Herkese merhaba ! ^-^
Uzun bir köşe yazısı, editör ŞeymaNur_5890 hikayesi ile yine beraberiz. Bu hikaye; diğerlerinden farklı olarak her türlü duyguyu barındırıyor ve her kelimesi yüzde bin gerçek. Baştan belirteyim; köşe yazımı gözünüzde büyüterek okumamazlık etmemenizi rica ediyorum. Çünkü, bu yazıda; hepinizin, kendinizden bir parça bulacağına eminim. İyi okumalar ve okuduğunuz, yorum yaptığınız, paylaştığınız için şimdiden çok teşekkürler ^^ …
Birçok köşe yazımda olduğu gibi bu yazıda da nasıl başlayacağımı, devam edeceğimi, bitireceğimi hiç bilmiyorum. Öyle ki bu yazı; tüm köşe yazılarımın, size aktardığım hikayelerimin içinde en özel ve en güzel olanı ! Daha bu satırları yazarken elim, ayağım titriyor ve hislerim birbirine karışıyor; nasıl devam edeceğim ya da içimden geçtiği gibi devam edebilecek miyim ben de merak ediyorum …

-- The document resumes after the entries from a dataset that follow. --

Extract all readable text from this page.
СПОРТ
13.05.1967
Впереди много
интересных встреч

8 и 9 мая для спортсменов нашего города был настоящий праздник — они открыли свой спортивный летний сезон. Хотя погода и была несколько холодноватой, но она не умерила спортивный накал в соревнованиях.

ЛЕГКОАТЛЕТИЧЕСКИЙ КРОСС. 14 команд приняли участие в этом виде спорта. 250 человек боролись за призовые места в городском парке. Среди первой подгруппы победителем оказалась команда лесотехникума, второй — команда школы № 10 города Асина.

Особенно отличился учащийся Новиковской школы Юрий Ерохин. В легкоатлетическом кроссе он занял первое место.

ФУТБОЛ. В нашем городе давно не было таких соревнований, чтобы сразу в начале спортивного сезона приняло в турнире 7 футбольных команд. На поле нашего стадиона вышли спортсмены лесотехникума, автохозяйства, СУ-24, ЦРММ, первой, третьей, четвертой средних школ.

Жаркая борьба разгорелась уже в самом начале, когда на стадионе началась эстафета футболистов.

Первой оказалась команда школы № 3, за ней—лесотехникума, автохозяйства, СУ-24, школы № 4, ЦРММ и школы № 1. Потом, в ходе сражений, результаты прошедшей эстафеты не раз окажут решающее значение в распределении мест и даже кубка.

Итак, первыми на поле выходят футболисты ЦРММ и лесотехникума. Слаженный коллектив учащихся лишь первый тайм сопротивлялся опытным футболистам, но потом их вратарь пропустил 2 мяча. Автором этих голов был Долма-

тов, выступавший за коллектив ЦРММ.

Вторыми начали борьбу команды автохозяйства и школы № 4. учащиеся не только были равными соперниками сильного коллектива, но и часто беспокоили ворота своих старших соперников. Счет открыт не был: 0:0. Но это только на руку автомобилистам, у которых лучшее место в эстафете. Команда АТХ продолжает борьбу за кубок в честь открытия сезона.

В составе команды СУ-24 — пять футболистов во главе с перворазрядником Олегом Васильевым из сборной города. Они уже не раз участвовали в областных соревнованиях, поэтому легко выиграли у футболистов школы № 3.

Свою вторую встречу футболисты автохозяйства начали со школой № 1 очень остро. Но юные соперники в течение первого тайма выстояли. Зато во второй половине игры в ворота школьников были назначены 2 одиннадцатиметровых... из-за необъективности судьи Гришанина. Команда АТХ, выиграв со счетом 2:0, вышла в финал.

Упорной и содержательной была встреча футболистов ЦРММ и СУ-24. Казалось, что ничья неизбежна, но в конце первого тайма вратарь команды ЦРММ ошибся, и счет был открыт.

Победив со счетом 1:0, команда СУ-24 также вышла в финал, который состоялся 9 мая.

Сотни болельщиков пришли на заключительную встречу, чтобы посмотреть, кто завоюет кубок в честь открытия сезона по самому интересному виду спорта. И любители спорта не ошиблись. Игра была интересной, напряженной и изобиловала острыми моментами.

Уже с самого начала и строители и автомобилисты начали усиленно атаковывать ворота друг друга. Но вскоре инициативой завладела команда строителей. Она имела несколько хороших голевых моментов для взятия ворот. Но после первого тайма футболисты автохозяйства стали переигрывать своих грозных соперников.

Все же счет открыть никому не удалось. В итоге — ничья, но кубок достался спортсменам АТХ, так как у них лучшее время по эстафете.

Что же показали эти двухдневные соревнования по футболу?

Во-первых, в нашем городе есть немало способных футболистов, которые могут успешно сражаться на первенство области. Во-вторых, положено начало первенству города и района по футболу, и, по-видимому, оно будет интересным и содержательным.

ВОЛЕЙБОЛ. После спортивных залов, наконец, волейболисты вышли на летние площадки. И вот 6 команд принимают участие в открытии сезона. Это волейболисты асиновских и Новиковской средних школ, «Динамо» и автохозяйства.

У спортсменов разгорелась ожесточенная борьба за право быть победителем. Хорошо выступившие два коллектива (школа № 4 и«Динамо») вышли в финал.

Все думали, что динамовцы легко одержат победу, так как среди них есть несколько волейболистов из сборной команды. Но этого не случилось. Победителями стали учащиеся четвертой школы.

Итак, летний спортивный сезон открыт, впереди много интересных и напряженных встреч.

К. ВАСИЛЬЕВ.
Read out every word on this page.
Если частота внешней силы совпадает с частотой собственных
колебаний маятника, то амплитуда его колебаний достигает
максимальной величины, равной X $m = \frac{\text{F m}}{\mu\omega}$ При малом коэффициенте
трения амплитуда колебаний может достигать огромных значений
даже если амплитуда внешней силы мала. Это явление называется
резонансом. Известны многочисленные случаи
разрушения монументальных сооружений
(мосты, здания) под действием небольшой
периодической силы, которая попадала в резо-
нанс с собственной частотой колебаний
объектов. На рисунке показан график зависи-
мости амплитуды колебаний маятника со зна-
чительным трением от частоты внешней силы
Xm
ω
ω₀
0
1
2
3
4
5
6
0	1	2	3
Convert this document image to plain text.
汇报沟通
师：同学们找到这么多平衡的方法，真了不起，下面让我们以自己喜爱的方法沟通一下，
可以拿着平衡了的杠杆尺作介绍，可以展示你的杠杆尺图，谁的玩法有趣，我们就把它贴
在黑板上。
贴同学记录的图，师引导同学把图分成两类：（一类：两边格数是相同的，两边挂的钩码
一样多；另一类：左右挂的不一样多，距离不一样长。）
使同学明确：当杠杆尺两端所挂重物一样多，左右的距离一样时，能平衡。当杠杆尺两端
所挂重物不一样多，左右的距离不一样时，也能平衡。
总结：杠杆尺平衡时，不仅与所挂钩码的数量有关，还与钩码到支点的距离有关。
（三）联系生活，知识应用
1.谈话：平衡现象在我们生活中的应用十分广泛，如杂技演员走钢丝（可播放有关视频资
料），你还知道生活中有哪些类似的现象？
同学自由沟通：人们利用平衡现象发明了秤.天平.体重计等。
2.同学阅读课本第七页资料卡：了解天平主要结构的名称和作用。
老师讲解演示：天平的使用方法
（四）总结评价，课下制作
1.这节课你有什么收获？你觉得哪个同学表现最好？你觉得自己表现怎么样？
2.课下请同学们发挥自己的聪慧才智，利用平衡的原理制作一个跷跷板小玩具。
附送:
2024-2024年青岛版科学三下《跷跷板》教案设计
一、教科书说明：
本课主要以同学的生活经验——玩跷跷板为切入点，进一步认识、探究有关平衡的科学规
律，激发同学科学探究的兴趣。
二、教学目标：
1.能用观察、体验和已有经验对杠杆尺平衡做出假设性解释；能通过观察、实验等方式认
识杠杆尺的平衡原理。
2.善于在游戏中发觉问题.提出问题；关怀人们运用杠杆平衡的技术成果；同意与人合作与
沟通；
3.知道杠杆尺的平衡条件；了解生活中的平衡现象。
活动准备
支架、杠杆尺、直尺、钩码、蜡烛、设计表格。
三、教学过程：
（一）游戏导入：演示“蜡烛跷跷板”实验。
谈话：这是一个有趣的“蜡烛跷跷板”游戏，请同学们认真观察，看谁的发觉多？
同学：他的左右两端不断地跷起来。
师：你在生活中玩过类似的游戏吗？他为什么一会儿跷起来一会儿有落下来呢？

Yaklaşık 4 senedir KoreZin editörü ve 5 senedir KoreanTürk çevirmeniyim çoğunuzun bildiği gibi. Çılgın bir Triple S (SS501 hayranı) ve SS501’in bebişi Kim Hyung Jun’un ağır hastası olduğumu da bilmeyen yoktur galiba. Hem burada, hem birçok mecrada şu ifadeyi sık sık duydum ve duyuyorum “ Kim Hyung Jun ile ilgili bir şey görünce aklıma direkt sen geliyorsun. “ Bu ifadenin beni müthiş derecede mutlu ettiğini söylemeden ve hep böyle olmasını dilemeden geçemeyeceğim öncelikle.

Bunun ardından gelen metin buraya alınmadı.